UN PLOS UN Une étude suggère que les restes osseux de la grotte Cueva de los Mármoles ont été modifiés pour être utilisés dans des rituels plutôt que pour être consommés, sur des périodes allant du néolithique à l’âge du bronze.
L’Université de Cordoue a participé à une étude internationale documentant les modifications osseuses post mortem non liées à la consommation.
De nombreux restes osseux déposés dans des grottes préhistoriques présentent des coupures et des marques, la communauté scientifique attribuant parfois à leur utilisation pour la consommation humaine. Une étude présentée par Rafael Martínez Sánchez, chercheur à l’Université de Cordoue, et dirigée par Zita Laffranchi et Marco Milella à la Université de Berne (Suisse), avec d’autres chercheurs de différents centres de recherche, vient de paraître dans la revue PLOS UN. L’ouvrage fait progresser notre connaissance des rites funéraires qui avaient lieu au Néolithique en documentant comment les sociétés préhistoriques modifiaient les ossements humains pour les utiliser.
Méthodologie et résultats
A cette fin, plus de 400 restes ont été analysés. Correspondant à la fois aux adultes et aux préadultes, ils ont été trouvés dans la Cueva de los Mármoles (grotte) de Priego de Córdoba et sont conservés au musée archéologique de la ville. Grâce à des moules à haute résolution étudiés au microscope électronique, l’équipe de recherche a observé que de nombreuses marques sur certains os sont compatibles avec un processus de nettoyage effectué afin d’utiliser les restes osseux comme outils et non (du moins, en principe) pour la consommation.

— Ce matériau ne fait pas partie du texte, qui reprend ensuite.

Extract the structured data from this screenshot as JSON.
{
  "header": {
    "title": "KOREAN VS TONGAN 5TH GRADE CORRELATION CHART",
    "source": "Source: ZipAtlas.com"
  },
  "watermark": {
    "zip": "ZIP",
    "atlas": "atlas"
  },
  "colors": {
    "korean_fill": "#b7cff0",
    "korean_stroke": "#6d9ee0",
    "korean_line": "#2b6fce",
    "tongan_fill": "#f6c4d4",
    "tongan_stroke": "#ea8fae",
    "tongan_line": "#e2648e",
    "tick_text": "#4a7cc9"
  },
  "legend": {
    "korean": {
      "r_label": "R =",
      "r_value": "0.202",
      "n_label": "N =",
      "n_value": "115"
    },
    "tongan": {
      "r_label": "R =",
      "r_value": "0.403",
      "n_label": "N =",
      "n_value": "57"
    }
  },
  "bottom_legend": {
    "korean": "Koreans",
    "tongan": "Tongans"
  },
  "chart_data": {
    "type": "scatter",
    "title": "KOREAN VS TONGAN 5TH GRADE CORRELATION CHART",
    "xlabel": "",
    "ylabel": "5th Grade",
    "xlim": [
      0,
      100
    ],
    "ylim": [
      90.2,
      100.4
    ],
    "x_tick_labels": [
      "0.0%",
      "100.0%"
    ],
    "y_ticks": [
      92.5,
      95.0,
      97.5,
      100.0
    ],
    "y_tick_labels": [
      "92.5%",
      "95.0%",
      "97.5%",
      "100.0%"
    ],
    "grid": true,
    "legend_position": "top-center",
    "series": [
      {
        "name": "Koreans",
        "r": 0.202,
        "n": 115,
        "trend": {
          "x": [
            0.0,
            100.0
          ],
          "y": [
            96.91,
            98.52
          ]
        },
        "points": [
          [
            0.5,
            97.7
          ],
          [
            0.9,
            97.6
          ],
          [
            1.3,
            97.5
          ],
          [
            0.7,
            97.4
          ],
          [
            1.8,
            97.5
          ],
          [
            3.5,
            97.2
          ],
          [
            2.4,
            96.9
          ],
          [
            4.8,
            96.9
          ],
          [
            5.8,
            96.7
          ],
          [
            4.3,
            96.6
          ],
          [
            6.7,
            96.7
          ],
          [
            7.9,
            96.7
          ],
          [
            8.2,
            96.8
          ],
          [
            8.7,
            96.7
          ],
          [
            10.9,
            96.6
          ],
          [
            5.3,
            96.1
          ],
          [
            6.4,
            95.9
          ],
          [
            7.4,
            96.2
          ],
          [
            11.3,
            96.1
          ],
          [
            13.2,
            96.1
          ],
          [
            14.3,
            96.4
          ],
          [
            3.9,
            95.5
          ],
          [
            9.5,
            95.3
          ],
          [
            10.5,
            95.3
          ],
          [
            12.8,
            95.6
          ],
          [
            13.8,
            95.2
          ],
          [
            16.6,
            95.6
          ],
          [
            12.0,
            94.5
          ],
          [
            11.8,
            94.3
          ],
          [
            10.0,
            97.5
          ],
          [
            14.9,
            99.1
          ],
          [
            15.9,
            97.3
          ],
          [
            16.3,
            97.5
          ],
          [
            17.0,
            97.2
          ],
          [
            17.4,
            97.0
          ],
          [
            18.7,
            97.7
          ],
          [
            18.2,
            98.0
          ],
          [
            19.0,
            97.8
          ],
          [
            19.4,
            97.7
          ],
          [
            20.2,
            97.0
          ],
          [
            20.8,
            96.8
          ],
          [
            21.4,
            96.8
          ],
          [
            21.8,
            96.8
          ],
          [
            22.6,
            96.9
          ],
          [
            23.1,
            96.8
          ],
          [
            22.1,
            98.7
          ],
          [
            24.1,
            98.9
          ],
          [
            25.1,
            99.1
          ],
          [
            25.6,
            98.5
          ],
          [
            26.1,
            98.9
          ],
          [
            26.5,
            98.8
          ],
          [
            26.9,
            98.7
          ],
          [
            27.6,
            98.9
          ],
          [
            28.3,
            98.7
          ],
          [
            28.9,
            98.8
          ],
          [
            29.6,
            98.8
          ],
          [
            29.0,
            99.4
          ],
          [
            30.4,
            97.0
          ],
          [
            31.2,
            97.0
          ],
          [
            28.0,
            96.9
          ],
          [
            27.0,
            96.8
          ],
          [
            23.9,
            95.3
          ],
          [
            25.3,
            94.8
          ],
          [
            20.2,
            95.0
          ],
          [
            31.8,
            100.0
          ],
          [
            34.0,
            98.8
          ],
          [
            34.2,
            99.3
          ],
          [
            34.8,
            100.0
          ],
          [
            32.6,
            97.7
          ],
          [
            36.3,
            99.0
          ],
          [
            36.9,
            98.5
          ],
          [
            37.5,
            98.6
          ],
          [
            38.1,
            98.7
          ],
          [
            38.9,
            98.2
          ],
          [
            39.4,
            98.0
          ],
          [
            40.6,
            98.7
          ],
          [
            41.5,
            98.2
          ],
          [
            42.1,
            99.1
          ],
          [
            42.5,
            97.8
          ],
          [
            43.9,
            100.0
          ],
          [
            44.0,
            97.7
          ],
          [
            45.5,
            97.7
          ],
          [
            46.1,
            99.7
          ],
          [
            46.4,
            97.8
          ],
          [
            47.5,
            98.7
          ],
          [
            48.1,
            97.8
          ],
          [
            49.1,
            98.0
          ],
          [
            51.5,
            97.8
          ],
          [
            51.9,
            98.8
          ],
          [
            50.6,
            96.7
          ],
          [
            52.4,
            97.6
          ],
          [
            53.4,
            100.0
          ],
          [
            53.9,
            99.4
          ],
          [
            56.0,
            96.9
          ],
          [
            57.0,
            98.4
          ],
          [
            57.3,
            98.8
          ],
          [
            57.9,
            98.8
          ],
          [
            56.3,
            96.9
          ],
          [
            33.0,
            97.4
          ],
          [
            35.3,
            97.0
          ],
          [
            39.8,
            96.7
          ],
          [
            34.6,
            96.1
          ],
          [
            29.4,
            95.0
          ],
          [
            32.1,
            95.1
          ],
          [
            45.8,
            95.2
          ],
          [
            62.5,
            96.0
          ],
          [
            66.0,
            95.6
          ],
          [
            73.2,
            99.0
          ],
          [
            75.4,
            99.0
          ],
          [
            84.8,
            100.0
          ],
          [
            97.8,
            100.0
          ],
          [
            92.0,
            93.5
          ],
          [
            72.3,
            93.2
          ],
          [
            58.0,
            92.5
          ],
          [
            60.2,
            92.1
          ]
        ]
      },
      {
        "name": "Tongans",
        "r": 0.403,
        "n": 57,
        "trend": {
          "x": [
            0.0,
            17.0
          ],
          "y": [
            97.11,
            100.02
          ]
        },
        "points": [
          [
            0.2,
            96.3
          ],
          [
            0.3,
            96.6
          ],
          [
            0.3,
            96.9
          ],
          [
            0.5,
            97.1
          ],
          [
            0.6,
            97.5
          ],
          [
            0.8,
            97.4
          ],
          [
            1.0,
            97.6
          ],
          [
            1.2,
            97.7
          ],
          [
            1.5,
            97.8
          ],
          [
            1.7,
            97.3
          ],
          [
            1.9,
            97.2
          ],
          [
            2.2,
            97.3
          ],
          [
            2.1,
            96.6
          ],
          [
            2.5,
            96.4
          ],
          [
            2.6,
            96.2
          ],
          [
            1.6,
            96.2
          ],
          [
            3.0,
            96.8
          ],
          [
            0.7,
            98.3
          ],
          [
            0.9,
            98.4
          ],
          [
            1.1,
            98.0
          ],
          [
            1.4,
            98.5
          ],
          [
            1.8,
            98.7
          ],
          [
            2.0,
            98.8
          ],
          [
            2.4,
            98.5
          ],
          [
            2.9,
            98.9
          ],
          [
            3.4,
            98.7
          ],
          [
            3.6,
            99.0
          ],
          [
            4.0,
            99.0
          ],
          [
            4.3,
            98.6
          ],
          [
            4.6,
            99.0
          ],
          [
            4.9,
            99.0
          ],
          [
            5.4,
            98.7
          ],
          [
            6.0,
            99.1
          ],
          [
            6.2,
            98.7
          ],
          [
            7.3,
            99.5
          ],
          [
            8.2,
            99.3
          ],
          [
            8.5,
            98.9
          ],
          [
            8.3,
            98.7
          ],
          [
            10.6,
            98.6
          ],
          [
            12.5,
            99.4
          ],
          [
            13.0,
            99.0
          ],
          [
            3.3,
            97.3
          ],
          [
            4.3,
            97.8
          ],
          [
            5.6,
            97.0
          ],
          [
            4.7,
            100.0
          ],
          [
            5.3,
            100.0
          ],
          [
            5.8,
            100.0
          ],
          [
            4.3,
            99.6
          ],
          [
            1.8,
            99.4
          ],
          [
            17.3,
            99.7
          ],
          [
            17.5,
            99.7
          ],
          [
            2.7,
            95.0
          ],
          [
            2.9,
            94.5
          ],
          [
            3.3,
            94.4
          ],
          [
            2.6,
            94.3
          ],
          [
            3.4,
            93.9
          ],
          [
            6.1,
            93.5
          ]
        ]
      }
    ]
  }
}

Vue de l’intérieur de l’entrée de la grotte des Marmoles. Crédit : JC Vera Rodríguez, CC-BY 4.0
Comme l’explique Martínez Sánchez, il est difficile d’établir que les marques des os correspondent à un usage (outils) ou à un autre (nourriture), notamment parce que ces restes ont été déposés à la surface de la grotte, plutôt que d’être enterrés, de sorte qu’ils pourraient avoir a subi d’autres types de modifications taphonomiques (par les animaux, piétinement…) au fil des années. L’étude ne considère cependant pas les marques sur les os comme suggérant qu’ils ont été utilisés pour en obtenir des parties molles, destinées à la consommation. Ils sont plutôt considérés comme témoignant d’un processus de nettoyage plus soigné, cohérent avec leur utilisation instrumentale. On a trouvé un péroné avec une extrémité pointue, un tibia modifié et un crâne.
Contexte historique
De plus, la datation au carbone 14 de douze restes a indiqué trois périodes d’utilisation funéraire dans la grotte : en 3 800 avant JC, 2 500 avant JC et vers 1 300 ou 1 400 avant JC. La première de ces périodes, qui correspond au Néolithique, coïncide avec une généralisation de l’usage des dolmens destinés aux sépultures collectives. C’était donc une époque caractérisée par une grande préoccupation envers les ancêtres. Ce chevauchement entre la première période d’inhumation dans la grotte et le début du mégalithisme, ainsi que le fait que les marques sur les os ne semblent pas compatibles avec la consommation, renforce l’idée du groupe de recherche selon laquelle les restes humains ont été façonnés pour être utilisés comme instruments. à un moment donné.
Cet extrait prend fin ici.